现代时她便是爱马之人,更何况,如今这马儿为代步工具的古代?她太喜欢这汗血宝马了,今日有如此机会,一定要收获一匹属于自己的爱马才成。
她这边想着,凤帝修驱马到了观礼台下,君卿洌也带着晕厥的骄阳公主回到了台下,冲着凤帝修拱手道:“谷主和霓裳郡主骑术皆是此间俊杰楚翘,本宫输得心服口服。”
凤帝修闻言毫不客气地扬眉,道:“太子以后最好看管好令妹,有些人愿意自寻其辱,但本谷主从来不喜哗众取宠,自找死路的蠢材,看到了,便忍不住想捏死放在脚下狠狠跺上两脚,这若是一不小心伤了中紫国和邪医谷的和气,却非本谷所愿了。”
凤帝修在此等场合,说出这样的话来,虽则他声音不高唯有君卿洌能够听到,但也算是极为不给君卿洌和中紫国颜面了。君卿洌双眸眯了下,看今日确实是君明珠自寻其辱,仗势欺人,如今又技不如人,他也无话可说。更何况,君明珠乃顾皇后一手带大,皇家感情本就淡漠,他对这个妹妹实也没多少感情。
故闻言他也不过是那么眯了下眼睛,更多的惊讶于眼前男人以整个邪医谷为依仗为旖滟撑腰的举动,后他望了眼坐在马背上,不言不语的旖滟,终是点头,道:“以后我会看管好她的。”
他这话是冲着旖滟说的,闻言旖滟抬了下眸,却是一笑,道:“太子殿下只怕是管束不了公主的,想来公主也未必会听太子的话吧。”
旖滟面上带着些微的讥诮和对君卿洌话的明显不信,君卿洌双眸沉了沉,道:“本宫既然说出此话,便会应诺。”
旖滟等的就是他这话,闻言她扬唇一笑,道:“我信太子殿下。”
他们这一言一语自然不被外人听到,众人只听到了君卿洌那句认输的话,此刻见旖滟冲君卿洌笑,只当是两人为方才的比试在握手言欢。
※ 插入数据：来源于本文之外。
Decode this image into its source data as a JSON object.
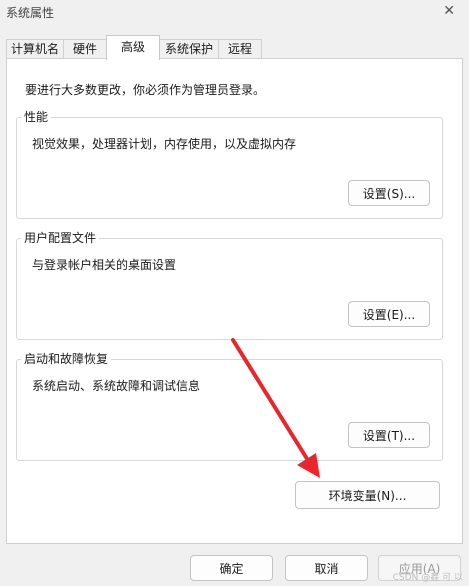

隆帝瞧着君卿洌脸上露出满意来,不管骄阳公主如何,起码他的太子还是没有失了风度的。此刻他才扬声一笑,道:“朕没想到我中紫国地处水乡,少草原缺骏马,竟也能养出霓裳郡主这样精通骑术的女儿,这足以说明我中紫国人杰地灵啊,国祚昌盛不息,如此甚好,甚好啊。来人,赏!”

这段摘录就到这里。